El error es pensar que escribir «cotización» en el encabezado deja todo sin compromiso. En una negociación comercial, importa lo que se propone y se comunica, no solo el nombre elegido para el archivo.
¿Está informando o está proponiendo un negocio?
Una cifra aproximada para explorar posibilidades no comunica lo mismo que una propuesta dirigida a un comprador, con productos identificados, cantidades y precio definidos. La diferencia merece revisarse antes de pulsar «enviar», especialmente cuando todavía faltan especificaciones o una decisión comercial.
El artículo 845 del Código de Comercio exige que la oferta contenga los elementos esenciales del negocio y se comunique al destinatario. No toda cotización reúne esas condiciones; tampoco queda descartada como oferta por llevar ese título. Su lectura depende del contenido y del contexto de la negociación.
Si ya existe una oferta en esos términos, el artículo 846 establece su irrevocabilidad y prevé indemnizar los perjuicios causados al destinatario por retractarse después de comunicarla. Esto no permite anunciar una indemnización automática ni un valor fijo: deben examinarse los hechos y los perjuicios correspondientes.

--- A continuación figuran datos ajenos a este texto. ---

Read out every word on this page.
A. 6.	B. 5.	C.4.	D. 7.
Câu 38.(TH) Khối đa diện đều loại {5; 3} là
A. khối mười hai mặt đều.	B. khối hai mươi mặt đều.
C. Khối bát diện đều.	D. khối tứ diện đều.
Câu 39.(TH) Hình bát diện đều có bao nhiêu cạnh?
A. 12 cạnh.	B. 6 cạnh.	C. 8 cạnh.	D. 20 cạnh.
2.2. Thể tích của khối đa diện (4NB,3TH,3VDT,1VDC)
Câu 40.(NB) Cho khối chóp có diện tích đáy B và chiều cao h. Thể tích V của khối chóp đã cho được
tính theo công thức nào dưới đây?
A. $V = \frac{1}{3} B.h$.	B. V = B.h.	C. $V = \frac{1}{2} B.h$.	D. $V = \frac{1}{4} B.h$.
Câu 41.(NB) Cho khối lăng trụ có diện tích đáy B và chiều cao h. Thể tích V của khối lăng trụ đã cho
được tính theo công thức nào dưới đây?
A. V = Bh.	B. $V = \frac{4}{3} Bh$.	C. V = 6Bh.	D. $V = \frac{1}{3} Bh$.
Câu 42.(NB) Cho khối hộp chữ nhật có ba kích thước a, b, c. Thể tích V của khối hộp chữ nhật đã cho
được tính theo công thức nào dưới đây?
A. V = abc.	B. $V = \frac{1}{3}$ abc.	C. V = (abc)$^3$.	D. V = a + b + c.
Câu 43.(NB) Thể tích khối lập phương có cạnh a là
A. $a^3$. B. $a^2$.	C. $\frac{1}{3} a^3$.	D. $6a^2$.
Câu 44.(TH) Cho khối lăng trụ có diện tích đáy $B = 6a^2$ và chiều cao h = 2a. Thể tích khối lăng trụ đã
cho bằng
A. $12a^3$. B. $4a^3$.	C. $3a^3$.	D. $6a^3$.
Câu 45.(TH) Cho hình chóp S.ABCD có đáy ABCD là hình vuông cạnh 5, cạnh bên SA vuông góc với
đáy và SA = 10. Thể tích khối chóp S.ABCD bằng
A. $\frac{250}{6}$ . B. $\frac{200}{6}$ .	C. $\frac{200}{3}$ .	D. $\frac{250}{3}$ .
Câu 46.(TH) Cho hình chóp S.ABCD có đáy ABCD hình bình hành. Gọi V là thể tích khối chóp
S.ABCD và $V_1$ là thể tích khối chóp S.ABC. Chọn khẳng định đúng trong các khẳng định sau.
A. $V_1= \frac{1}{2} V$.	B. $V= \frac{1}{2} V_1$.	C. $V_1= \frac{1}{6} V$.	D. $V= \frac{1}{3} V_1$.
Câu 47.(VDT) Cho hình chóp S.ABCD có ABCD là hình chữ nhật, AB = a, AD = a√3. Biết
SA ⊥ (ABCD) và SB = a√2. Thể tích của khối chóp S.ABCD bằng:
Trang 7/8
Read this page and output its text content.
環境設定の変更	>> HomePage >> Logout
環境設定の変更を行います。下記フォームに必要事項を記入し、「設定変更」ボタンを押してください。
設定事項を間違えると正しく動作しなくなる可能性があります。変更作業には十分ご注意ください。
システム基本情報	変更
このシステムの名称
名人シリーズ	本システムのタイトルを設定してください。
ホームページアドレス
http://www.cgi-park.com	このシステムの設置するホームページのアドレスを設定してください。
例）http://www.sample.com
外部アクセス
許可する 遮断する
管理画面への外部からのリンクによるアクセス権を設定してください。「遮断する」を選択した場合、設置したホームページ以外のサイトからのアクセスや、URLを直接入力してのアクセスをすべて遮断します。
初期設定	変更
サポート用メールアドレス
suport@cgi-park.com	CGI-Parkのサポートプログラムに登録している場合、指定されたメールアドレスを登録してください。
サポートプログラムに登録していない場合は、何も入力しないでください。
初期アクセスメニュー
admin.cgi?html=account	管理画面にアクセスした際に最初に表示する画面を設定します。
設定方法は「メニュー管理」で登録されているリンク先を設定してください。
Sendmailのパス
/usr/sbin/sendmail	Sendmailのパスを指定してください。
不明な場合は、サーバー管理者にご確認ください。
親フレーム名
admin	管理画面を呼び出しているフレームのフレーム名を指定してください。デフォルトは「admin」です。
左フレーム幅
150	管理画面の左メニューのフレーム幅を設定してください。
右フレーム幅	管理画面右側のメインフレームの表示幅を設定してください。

El mismo cuidado, en dos tamaños de negocio
Una persona natural comerciante cotiza empaques sin que el comprador haya definido material ni cantidad: su mensaje debe reflejarlo. En una pyme, compras y ventas manejan propuestas distintas: hay que identificar qué versión recibió el destinatario, con cuáles anexos y condiciones.
Cambiar después el archivo guardado en el computador no cambia el mensaje enviado.
Son ejemplos hipotéticos de negociación mercantil, no reglas para toda compra de consumo ni para procesos de contratación pública. Esos escenarios requieren revisar sus disposiciones particulares.
Haga visible lo que todavía falta
Una revisión útil separa lo definido de lo pendiente: objeto, cantidades, especificaciones, precio, entrega y condiciones planteadas. Si un punto está abierto, descríbalo de forma coherente con el resto del documento. Una frase genérica al pie no sustituye esa revisión.
Conserve también el mensaje y los anexos efectivamente enviados. Si el destinatario respondió, agregue esa respuesta a la misma secuencia. El diagnóstico comienza allí: establecer qué se comunicó y qué falta por analizar, antes de concluir que ya hay contrato o que todavía puede cambiarse todo.
¿Su última cotización deja claro qué está definido y qué sigue pendiente?